POMONA, Calif. (KABC) -- While visiting the emergency shelter at the Pomona Fairplex Friday, Health and Human Services Secretary Xavier Becerra said there are currently more than 14,000 children identified as unaccompanied minors who remain under the care of HHS throughout the U.S.

"Now that we have been able to stand up these emergency intake sites, in the process of actually beginning to wind some of them down, demobilizing many of them, because we've been able to increase the pace at which we are able to discharge some of these children into the hands of responsible vetted, custodians," Becerra said.

Becerra toured the Pomona shelter where he says there are currently just over 1,300 children.

When discussing the vetting that takes place before a child can leave one of the shelters, Becerra said it is a difficult process because "we do everything we can" to ensure the child is taken care of by the guardian.

In a recent report out of the largest facility at Fort Bliss, one federal volunteer said paramedics were regularly called to treat children suffering from panic attacks, often after other children left to be reunited with loved ones.
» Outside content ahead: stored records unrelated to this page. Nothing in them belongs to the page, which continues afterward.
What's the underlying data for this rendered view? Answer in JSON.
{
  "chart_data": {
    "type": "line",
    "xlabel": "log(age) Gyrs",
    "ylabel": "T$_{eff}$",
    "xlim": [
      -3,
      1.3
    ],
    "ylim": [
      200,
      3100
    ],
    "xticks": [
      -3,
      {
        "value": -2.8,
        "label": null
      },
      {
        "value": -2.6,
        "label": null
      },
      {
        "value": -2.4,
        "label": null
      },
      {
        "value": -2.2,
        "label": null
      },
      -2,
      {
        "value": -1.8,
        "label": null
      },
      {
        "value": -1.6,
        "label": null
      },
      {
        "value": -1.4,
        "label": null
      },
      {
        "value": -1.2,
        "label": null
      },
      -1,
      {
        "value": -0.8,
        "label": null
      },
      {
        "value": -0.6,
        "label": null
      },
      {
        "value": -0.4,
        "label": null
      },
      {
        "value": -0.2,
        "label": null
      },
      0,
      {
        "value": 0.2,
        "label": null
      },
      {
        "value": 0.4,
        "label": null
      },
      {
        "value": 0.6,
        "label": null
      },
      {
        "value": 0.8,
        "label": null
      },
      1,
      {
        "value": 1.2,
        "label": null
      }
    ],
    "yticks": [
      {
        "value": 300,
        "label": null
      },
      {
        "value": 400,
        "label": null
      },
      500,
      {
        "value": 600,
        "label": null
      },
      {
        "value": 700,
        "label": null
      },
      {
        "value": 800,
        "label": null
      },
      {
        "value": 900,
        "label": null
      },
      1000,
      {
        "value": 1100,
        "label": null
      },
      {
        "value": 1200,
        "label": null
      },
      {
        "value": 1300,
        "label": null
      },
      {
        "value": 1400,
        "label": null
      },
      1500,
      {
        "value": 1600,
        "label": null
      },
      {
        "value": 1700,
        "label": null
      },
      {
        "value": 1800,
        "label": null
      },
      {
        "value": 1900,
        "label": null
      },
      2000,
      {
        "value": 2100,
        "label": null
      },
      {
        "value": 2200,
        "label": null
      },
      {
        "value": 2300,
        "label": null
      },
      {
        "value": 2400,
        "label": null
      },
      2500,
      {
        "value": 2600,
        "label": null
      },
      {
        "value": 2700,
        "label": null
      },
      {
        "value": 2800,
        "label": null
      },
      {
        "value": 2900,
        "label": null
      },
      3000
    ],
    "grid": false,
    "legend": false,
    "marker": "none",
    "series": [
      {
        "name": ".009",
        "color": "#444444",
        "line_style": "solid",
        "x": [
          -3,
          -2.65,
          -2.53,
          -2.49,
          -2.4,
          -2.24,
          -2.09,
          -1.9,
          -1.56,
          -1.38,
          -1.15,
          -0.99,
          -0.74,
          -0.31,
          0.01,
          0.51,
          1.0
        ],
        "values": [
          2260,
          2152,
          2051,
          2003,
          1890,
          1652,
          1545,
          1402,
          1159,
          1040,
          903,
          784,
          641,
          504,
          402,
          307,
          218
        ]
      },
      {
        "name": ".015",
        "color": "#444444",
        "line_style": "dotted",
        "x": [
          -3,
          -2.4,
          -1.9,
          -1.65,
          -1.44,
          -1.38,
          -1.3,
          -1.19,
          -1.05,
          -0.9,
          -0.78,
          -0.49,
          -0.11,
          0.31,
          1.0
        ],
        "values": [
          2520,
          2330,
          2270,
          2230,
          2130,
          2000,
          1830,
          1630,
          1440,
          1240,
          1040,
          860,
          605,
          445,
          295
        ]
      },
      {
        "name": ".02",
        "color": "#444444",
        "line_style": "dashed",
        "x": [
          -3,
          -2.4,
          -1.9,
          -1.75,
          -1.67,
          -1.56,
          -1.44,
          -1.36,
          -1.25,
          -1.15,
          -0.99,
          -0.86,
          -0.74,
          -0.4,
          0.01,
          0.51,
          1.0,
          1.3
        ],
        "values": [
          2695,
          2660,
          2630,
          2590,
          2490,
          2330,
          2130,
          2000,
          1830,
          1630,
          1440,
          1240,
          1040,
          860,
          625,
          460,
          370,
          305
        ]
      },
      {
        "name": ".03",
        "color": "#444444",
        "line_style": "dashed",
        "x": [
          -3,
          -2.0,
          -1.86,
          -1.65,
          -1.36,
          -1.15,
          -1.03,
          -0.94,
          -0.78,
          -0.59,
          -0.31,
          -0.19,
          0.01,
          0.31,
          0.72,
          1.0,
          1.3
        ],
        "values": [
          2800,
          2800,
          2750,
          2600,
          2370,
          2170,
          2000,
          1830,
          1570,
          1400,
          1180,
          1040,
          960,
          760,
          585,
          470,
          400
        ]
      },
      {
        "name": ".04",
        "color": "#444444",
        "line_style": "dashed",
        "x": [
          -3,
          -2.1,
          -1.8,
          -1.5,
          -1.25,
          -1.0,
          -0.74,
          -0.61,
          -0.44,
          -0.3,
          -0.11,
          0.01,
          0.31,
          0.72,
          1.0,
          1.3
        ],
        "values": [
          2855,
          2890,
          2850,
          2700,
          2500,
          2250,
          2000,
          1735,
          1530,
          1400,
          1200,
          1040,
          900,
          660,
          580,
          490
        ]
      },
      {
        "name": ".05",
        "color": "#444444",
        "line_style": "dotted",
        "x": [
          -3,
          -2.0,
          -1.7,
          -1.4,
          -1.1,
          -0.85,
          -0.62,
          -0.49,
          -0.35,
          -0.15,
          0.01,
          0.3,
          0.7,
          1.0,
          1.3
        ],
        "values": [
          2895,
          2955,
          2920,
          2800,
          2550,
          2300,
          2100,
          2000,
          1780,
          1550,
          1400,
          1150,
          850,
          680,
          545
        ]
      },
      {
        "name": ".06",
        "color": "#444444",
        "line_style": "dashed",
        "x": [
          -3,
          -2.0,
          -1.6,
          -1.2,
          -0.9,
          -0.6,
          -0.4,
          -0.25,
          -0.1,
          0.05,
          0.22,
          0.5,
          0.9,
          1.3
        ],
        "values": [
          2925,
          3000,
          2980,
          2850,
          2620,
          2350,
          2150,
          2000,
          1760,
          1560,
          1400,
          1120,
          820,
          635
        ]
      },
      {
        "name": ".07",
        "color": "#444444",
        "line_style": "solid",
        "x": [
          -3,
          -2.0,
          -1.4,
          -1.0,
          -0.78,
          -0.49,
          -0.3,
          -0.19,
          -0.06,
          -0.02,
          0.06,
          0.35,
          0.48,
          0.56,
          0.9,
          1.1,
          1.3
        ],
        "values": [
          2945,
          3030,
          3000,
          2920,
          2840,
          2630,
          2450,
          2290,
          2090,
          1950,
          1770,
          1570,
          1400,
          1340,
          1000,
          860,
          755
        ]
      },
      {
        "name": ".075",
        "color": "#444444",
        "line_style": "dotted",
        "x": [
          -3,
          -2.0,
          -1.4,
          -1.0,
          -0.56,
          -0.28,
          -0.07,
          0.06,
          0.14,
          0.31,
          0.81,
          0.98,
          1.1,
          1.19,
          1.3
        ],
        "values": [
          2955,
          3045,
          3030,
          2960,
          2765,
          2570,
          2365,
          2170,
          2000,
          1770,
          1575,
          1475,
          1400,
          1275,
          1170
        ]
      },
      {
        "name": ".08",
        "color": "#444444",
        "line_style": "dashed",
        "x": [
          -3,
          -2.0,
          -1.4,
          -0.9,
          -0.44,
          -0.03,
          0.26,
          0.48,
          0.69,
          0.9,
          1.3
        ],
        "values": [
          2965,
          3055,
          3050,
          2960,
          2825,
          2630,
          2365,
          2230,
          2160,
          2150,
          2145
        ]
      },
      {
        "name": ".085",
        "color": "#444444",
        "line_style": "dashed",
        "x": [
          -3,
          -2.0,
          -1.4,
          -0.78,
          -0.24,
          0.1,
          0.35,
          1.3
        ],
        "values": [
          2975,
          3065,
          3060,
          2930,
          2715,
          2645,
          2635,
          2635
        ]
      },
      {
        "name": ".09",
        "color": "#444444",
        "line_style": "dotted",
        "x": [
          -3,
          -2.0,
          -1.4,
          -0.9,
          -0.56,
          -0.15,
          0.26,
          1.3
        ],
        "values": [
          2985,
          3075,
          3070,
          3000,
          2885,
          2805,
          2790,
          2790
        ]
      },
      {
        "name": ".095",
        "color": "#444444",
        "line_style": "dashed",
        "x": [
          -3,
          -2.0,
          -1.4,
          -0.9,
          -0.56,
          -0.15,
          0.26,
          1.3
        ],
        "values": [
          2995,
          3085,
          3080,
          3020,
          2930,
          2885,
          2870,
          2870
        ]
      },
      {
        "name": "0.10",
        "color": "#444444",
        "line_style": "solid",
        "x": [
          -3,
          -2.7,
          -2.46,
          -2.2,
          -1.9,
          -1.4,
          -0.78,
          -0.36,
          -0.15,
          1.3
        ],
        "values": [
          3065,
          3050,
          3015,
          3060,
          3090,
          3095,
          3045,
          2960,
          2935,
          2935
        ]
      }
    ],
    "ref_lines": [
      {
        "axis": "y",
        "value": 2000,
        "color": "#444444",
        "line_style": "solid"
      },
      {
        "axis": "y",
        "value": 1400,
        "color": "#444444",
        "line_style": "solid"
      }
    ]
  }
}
RELATED: 916 migrant children at Long Beach Convention Center now reunited with family, mayor says

At least 800 migrant children who were housed at the Long Beach Convention Center have been reunited with family members and only 100 now remain, officials say.

While HHS just did not comment on the report, the department stated it was expanding recreation space and mental health support.

On Friday, officials thanked volunteers and contractors who are providing services in Pomona.

"There are groups like Alma Family Services who came in right away," said Los Angeles County Board of Supervisors Chair Hilda Solis. "We asked them, 'Please come in, because you have the the specific technical expertise to talk in the language that is most conducive for these children.'"

Most of the children in Pomona are teens. More than half are from Guatemala, about 30% from Honduras and 15% from El Salvador.

Officials report more than 1,100 reunifications from the site.